What you can do
- Import single pages or crawl up to 100 pages from a domain
- Scrape JavaScript-rendered and formatted content
- Auto-sync to keep website content up-to-date
- Organize crawled sites with automatic folder structures
Setup
1
Select Website as your source
When adding documents to a knowledge folder, choose Website from the available sources.
2
Enter the URL
Provide the URL of the webpage you want to import.
3
Enable crawling (optional)
Toggle crawling on to import up to 100 pages from the same domain, or leave it off to import only the single page.
4
Import content
Content is scraped and imported from the specified URL.
Learn more about managing knowledge folders
How it works
Browser rendering scrapes website content for accurate extraction:- Main page content and text.
- Formatted content (headings, lists, paragraphs).
- JavaScript-rendered content.
- Publicly accessible information only.
Single page import
Single page import
By default, content is imported from only the single URL you provide. This is ideal for:
- Specific documentation pages.
- Help articles.
- FAQ pages.
- Individual blog posts.
Website crawling
Website crawling
Enable crawling to import entire documentation sites automatically:
- Automatic discovery: Links within the same domain are followed to discover and import connected pages.
- Breadth-first crawling: Pages are crawled level by level for comprehensive coverage.
- Page limit: Maximum of 100 pages crawled to prevent overloading your website.
- Folder structure: Crawled sites are organized under a root folder named after the domain.
- Same-domain only: Crawling stays within the original domain, external links are filtered out.
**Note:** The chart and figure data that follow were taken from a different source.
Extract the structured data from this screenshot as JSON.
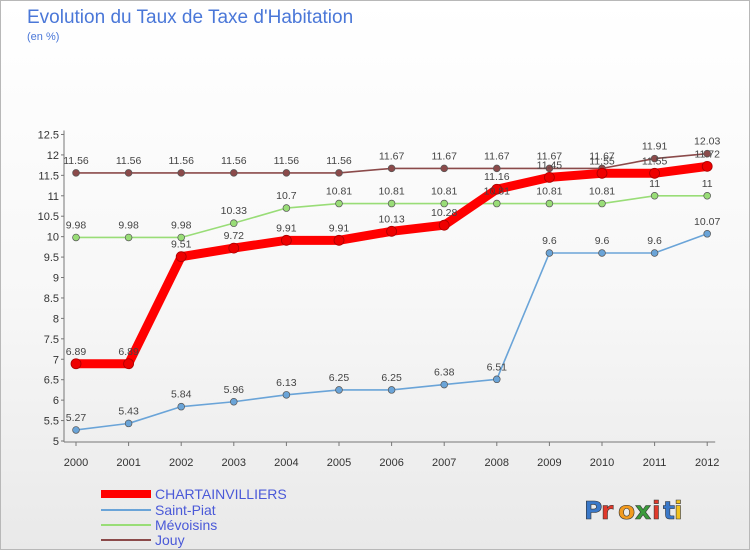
{
  "title": "Evolution du Taux de Taxe d'Habitation",
  "unit_label": "(en %)",
  "brand": "Proxiti",
  "chart_data": {
    "type": "line",
    "title": "Evolution du Taux de Taxe d'Habitation",
    "ylabel": "(en %)",
    "xlabel": "",
    "ylim": [
      5,
      12.5
    ],
    "y_ticks": [
      "5",
      "5.5",
      "6",
      "6.5",
      "7",
      "7.5",
      "8",
      "8.5",
      "9",
      "9.5",
      "10",
      "10.5",
      "11",
      "11.5",
      "12",
      "12.5"
    ],
    "x": [
      "2000",
      "2001",
      "2002",
      "2003",
      "2004",
      "2005",
      "2006",
      "2007",
      "2008",
      "2009",
      "2010",
      "2011",
      "2012"
    ],
    "grid": false,
    "legend_position": "bottom-left",
    "series": [
      {
        "name": "CHARTAINVILLIERS",
        "color": "#ff0000",
        "values": [
          6.89,
          6.89,
          9.51,
          9.72,
          9.91,
          9.91,
          10.13,
          10.28,
          11.16,
          11.45,
          11.55,
          11.55,
          11.72
        ],
        "labels": [
          "6.89",
          "6.89",
          "9.51",
          "9.72",
          "9.91",
          "9.91",
          "10.13",
          "10.28",
          "11.16",
          "11.45",
          "11.55",
          "11.55",
          "11.72"
        ]
      },
      {
        "name": "Saint-Piat",
        "color": "#6aa4d8",
        "values": [
          5.27,
          5.43,
          5.84,
          5.96,
          6.13,
          6.25,
          6.25,
          6.38,
          6.51,
          9.6,
          9.6,
          9.6,
          10.07
        ],
        "labels": [
          "5.27",
          "5.43",
          "5.84",
          "5.96",
          "6.13",
          "6.25",
          "6.25",
          "6.38",
          "6.51",
          "9.6",
          "9.6",
          "9.6",
          "10.07"
        ]
      },
      {
        "name": "Mévoisins",
        "color": "#99dd77",
        "values": [
          9.98,
          9.98,
          9.98,
          10.33,
          10.7,
          10.81,
          10.81,
          10.81,
          10.81,
          10.81,
          10.81,
          11,
          11
        ],
        "labels": [
          "9.98",
          "9.98",
          "9.98",
          "10.33",
          "10.7",
          "10.81",
          "10.81",
          "10.81",
          "10.81",
          "10.81",
          "10.81",
          "11",
          "11"
        ]
      },
      {
        "name": "Jouy",
        "color": "#8b4a4a",
        "values": [
          11.56,
          11.56,
          11.56,
          11.56,
          11.56,
          11.56,
          11.67,
          11.67,
          11.67,
          11.67,
          11.67,
          11.91,
          12.03
        ],
        "labels": [
          "11.56",
          "11.56",
          "11.56",
          "11.56",
          "11.56",
          "11.56",
          "11.67",
          "11.67",
          "11.67",
          "11.67",
          "11.67",
          "11.91",
          "12.03"
        ]
      }
    ]
  }
}
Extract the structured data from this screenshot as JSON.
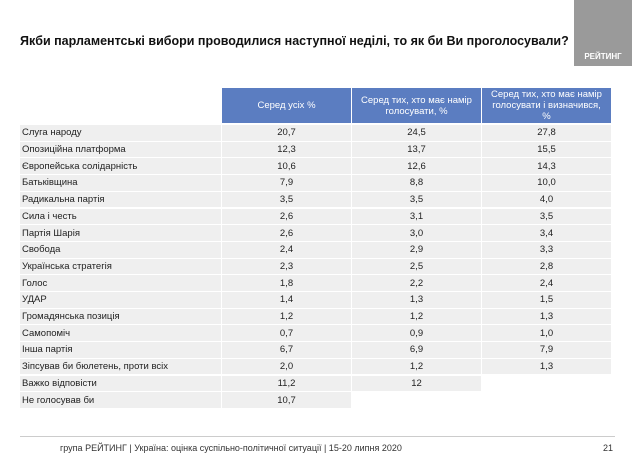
{
  "header": {
    "title": "Якби парламентські вибори проводилися наступної неділі, то як би Ви проголосували?",
    "logo": "РЕЙТИНГ"
  },
  "table": {
    "columns": [
      "Серед усіх %",
      "Серед тих, хто має намір голосувати, %",
      "Серед тих, хто має намір голосувати і визначився, %"
    ],
    "rows": [
      [
        "Слуга народу",
        "20,7",
        "24,5",
        "27,8"
      ],
      [
        "Опозиційна платформа",
        "12,3",
        "13,7",
        "15,5"
      ],
      [
        "Європейська солідарність",
        "10,6",
        "12,6",
        "14,3"
      ],
      [
        "Батьківщина",
        "7,9",
        "8,8",
        "10,0"
      ],
      [
        "Радикальна партія",
        "3,5",
        "3,5",
        "4,0"
      ],
      [
        "Сила і честь",
        "2,6",
        "3,1",
        "3,5"
      ],
      [
        "Партія Шарія",
        "2,6",
        "3,0",
        "3,4"
      ],
      [
        "Свобода",
        "2,4",
        "2,9",
        "3,3"
      ],
      [
        "Українська стратегія",
        "2,3",
        "2,5",
        "2,8"
      ],
      [
        "Голос",
        "1,8",
        "2,2",
        "2,4"
      ],
      [
        "УДАР",
        "1,4",
        "1,3",
        "1,5"
      ],
      [
        "Громадянська позиція",
        "1,2",
        "1,2",
        "1,3"
      ],
      [
        "Самопоміч",
        "0,7",
        "0,9",
        "1,0"
      ],
      [
        "Інша партія",
        "6,7",
        "6,9",
        "7,9"
      ],
      [
        "Зіпсував би бюлетень, проти всіх",
        "2,0",
        "1,2",
        "1,3"
      ],
      [
        "Важко відповісти",
        "11,2",
        "12"
      ],
      [
        "Не голосував би",
        "10,7"
      ]
    ]
  },
  "footer": {
    "source": "група РЕЙТИНГ | Україна: оцінка суспільно-політичної ситуації | 15-20 липня 2020",
    "page": "21"
  }
}
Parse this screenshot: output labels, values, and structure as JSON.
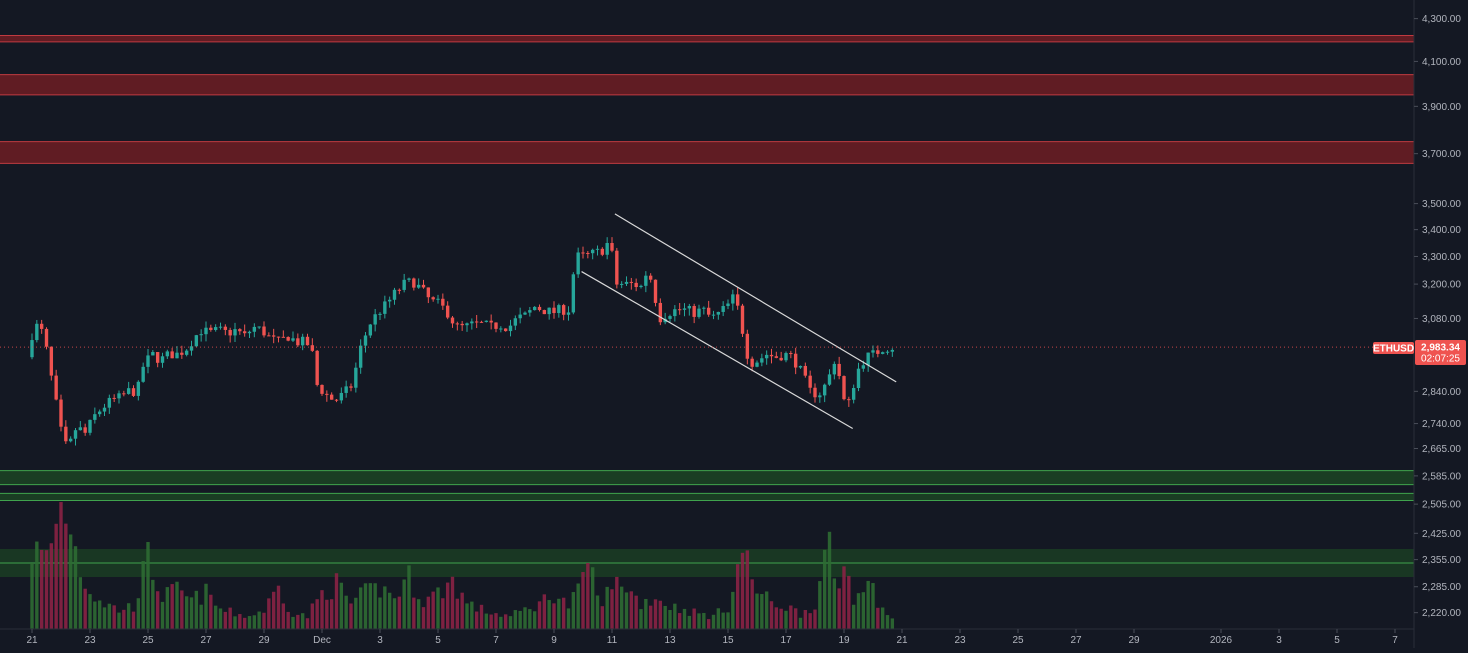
{
  "chart_data": {
    "type": "candlestick",
    "symbol": "ETHUSD",
    "last_price": "2,983.34",
    "countdown": "02:07:25",
    "colors": {
      "background": "#141823",
      "up": "#26a69a",
      "down": "#ef5350",
      "resistance_zone": "#7a1e24",
      "support_zone": "#1f5d24",
      "channel": "#d9d9d9",
      "price_line": "#ef5350"
    },
    "y_axis": {
      "scale": "log",
      "ticks": [
        "4,300.00",
        "4,100.00",
        "3,900.00",
        "3,700.00",
        "3,500.00",
        "3,400.00",
        "3,300.00",
        "3,200.00",
        "3,080.00",
        "2,840.00",
        "2,740.00",
        "2,665.00",
        "2,585.00",
        "2,505.00",
        "2,425.00",
        "2,355.00",
        "2,285.00",
        "2,220.00"
      ],
      "range": [
        2180,
        4390
      ]
    },
    "x_axis": {
      "ticks": [
        {
          "label": "21",
          "day": 0
        },
        {
          "label": "23",
          "day": 2
        },
        {
          "label": "25",
          "day": 4
        },
        {
          "label": "27",
          "day": 6
        },
        {
          "label": "29",
          "day": 8
        },
        {
          "label": "Dec",
          "day": 10
        },
        {
          "label": "3",
          "day": 12
        },
        {
          "label": "5",
          "day": 14
        },
        {
          "label": "7",
          "day": 16
        },
        {
          "label": "9",
          "day": 18
        },
        {
          "label": "11",
          "day": 20
        },
        {
          "label": "13",
          "day": 22
        },
        {
          "label": "15",
          "day": 24
        },
        {
          "label": "17",
          "day": 26
        },
        {
          "label": "19",
          "day": 28
        },
        {
          "label": "21",
          "day": 30
        },
        {
          "label": "23",
          "day": 32
        },
        {
          "label": "25",
          "day": 34
        },
        {
          "label": "27",
          "day": 36
        },
        {
          "label": "29",
          "day": 38
        },
        {
          "label": "2026",
          "day": 41
        },
        {
          "label": "3",
          "day": 43
        },
        {
          "label": "5",
          "day": 45
        },
        {
          "label": "7",
          "day": 47
        }
      ]
    },
    "resistance_zones": [
      [
        4190,
        4220
      ],
      [
        3950,
        4040
      ],
      [
        3660,
        3750
      ]
    ],
    "support_zones": [
      [
        2560,
        2600
      ],
      [
        2515,
        2535
      ]
    ],
    "volume_zone": {
      "top_frac": 0.78,
      "bottom_frac": 0.48
    },
    "channel": {
      "upper": [
        {
          "day": 20.1,
          "price": 3460
        },
        {
          "day": 29.8,
          "price": 2870
        }
      ],
      "lower": [
        {
          "day": 18.95,
          "price": 3245
        },
        {
          "day": 28.3,
          "price": 2725
        }
      ]
    },
    "price_path": [
      [
        0,
        2950
      ],
      [
        0.2,
        3040
      ],
      [
        0.4,
        3060
      ],
      [
        0.6,
        3010
      ],
      [
        0.8,
        2900
      ],
      [
        1.0,
        2800
      ],
      [
        1.2,
        2700
      ],
      [
        1.4,
        2660
      ],
      [
        1.7,
        2730
      ],
      [
        2.0,
        2710
      ],
      [
        2.3,
        2760
      ],
      [
        2.6,
        2790
      ],
      [
        2.9,
        2810
      ],
      [
        3.2,
        2820
      ],
      [
        3.5,
        2840
      ],
      [
        3.8,
        2840
      ],
      [
        4.0,
        2920
      ],
      [
        4.3,
        2960
      ],
      [
        4.6,
        2940
      ],
      [
        4.9,
        2960
      ],
      [
        5.2,
        2960
      ],
      [
        5.5,
        2980
      ],
      [
        5.8,
        3020
      ],
      [
        6.0,
        3040
      ],
      [
        6.3,
        3030
      ],
      [
        6.6,
        3040
      ],
      [
        6.9,
        3030
      ],
      [
        7.2,
        3040
      ],
      [
        7.5,
        3020
      ],
      [
        7.8,
        3050
      ],
      [
        8.1,
        3040
      ],
      [
        8.4,
        3010
      ],
      [
        8.7,
        3000
      ],
      [
        9.0,
        3020
      ],
      [
        9.3,
        3000
      ],
      [
        9.6,
        3000
      ],
      [
        9.8,
        2980
      ],
      [
        10.0,
        2860
      ],
      [
        10.3,
        2830
      ],
      [
        10.6,
        2810
      ],
      [
        10.9,
        2830
      ],
      [
        11.2,
        2860
      ],
      [
        11.5,
        2980
      ],
      [
        11.8,
        3060
      ],
      [
        12.1,
        3100
      ],
      [
        12.4,
        3130
      ],
      [
        12.7,
        3170
      ],
      [
        13.0,
        3200
      ],
      [
        13.3,
        3210
      ],
      [
        13.6,
        3180
      ],
      [
        13.9,
        3140
      ],
      [
        14.2,
        3130
      ],
      [
        14.5,
        3100
      ],
      [
        14.8,
        3050
      ],
      [
        15.1,
        3050
      ],
      [
        15.4,
        3060
      ],
      [
        15.7,
        3060
      ],
      [
        16.0,
        3050
      ],
      [
        16.3,
        3060
      ],
      [
        16.6,
        3050
      ],
      [
        16.9,
        3080
      ],
      [
        17.2,
        3090
      ],
      [
        17.5,
        3120
      ],
      [
        17.8,
        3110
      ],
      [
        18.1,
        3100
      ],
      [
        18.4,
        3110
      ],
      [
        18.7,
        3110
      ],
      [
        18.9,
        3300
      ],
      [
        19.2,
        3300
      ],
      [
        19.5,
        3310
      ],
      [
        19.8,
        3320
      ],
      [
        20.1,
        3360
      ],
      [
        20.3,
        3200
      ],
      [
        20.6,
        3200
      ],
      [
        20.9,
        3200
      ],
      [
        21.2,
        3190
      ],
      [
        21.4,
        3260
      ],
      [
        21.6,
        3180
      ],
      [
        21.8,
        3080
      ],
      [
        22.1,
        3100
      ],
      [
        22.4,
        3110
      ],
      [
        22.7,
        3110
      ],
      [
        23.0,
        3100
      ],
      [
        23.3,
        3110
      ],
      [
        23.6,
        3080
      ],
      [
        23.9,
        3100
      ],
      [
        24.2,
        3130
      ],
      [
        24.4,
        3160
      ],
      [
        24.6,
        3070
      ],
      [
        24.9,
        2930
      ],
      [
        25.2,
        2940
      ],
      [
        25.5,
        2960
      ],
      [
        25.8,
        2950
      ],
      [
        26.1,
        2960
      ],
      [
        26.4,
        2950
      ],
      [
        26.7,
        2900
      ],
      [
        27.0,
        2840
      ],
      [
        27.3,
        2830
      ],
      [
        27.6,
        2870
      ],
      [
        27.9,
        2960
      ],
      [
        28.1,
        2820
      ],
      [
        28.3,
        2790
      ],
      [
        28.6,
        2900
      ],
      [
        28.9,
        2950
      ],
      [
        29.2,
        2960
      ],
      [
        29.5,
        2980
      ],
      [
        29.8,
        2983
      ]
    ],
    "volume_path": [
      [
        0,
        0.62
      ],
      [
        0.5,
        0.55
      ],
      [
        1.0,
        0.95
      ],
      [
        1.3,
        0.88
      ],
      [
        1.6,
        0.5
      ],
      [
        2.0,
        0.3
      ],
      [
        2.5,
        0.2
      ],
      [
        3.0,
        0.15
      ],
      [
        3.5,
        0.18
      ],
      [
        4.0,
        0.55
      ],
      [
        4.5,
        0.25
      ],
      [
        5.0,
        0.3
      ],
      [
        5.5,
        0.22
      ],
      [
        6.0,
        0.28
      ],
      [
        6.5,
        0.15
      ],
      [
        7.0,
        0.12
      ],
      [
        7.5,
        0.1
      ],
      [
        8.0,
        0.15
      ],
      [
        8.5,
        0.32
      ],
      [
        9.0,
        0.12
      ],
      [
        9.5,
        0.1
      ],
      [
        10.0,
        0.28
      ],
      [
        10.5,
        0.35
      ],
      [
        11.0,
        0.2
      ],
      [
        11.5,
        0.28
      ],
      [
        12.0,
        0.32
      ],
      [
        12.5,
        0.25
      ],
      [
        13.0,
        0.4
      ],
      [
        13.5,
        0.22
      ],
      [
        14.0,
        0.28
      ],
      [
        14.5,
        0.38
      ],
      [
        15.0,
        0.2
      ],
      [
        15.5,
        0.15
      ],
      [
        16.0,
        0.12
      ],
      [
        16.5,
        0.1
      ],
      [
        17.0,
        0.15
      ],
      [
        17.5,
        0.2
      ],
      [
        18.0,
        0.28
      ],
      [
        18.5,
        0.18
      ],
      [
        19.0,
        0.35
      ],
      [
        19.2,
        0.62
      ],
      [
        19.5,
        0.22
      ],
      [
        20.0,
        0.3
      ],
      [
        20.3,
        0.4
      ],
      [
        20.6,
        0.3
      ],
      [
        21.0,
        0.2
      ],
      [
        21.5,
        0.25
      ],
      [
        22.0,
        0.18
      ],
      [
        22.5,
        0.15
      ],
      [
        23.0,
        0.12
      ],
      [
        23.5,
        0.1
      ],
      [
        24.0,
        0.18
      ],
      [
        24.5,
        0.62
      ],
      [
        25.0,
        0.3
      ],
      [
        25.5,
        0.2
      ],
      [
        26.0,
        0.18
      ],
      [
        26.5,
        0.12
      ],
      [
        27.0,
        0.2
      ],
      [
        27.5,
        0.62
      ],
      [
        27.8,
        0.25
      ],
      [
        28.0,
        0.6
      ],
      [
        28.3,
        0.25
      ],
      [
        28.6,
        0.38
      ],
      [
        29.0,
        0.3
      ],
      [
        29.5,
        0.1
      ],
      [
        29.8,
        0.05
      ]
    ]
  }
}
Crawling respects the same domain as the starting URL. External links are automatically filtered out.
Requirements
Managing imported content
After import:- Archive pages to exclude them from agent responses.
- Move pages between knowledge folders.
- Delete pages that are no longer needed.
Learn more about managing documents
Auto-sync
When auto-sync is enabled, website content stays up-to-date:- Page content is re-scraped during sync to capture updates.
- Changes to the webpage are reflected in your knowledge base.
- If the page becomes unavailable, the sync fails and you’re notified.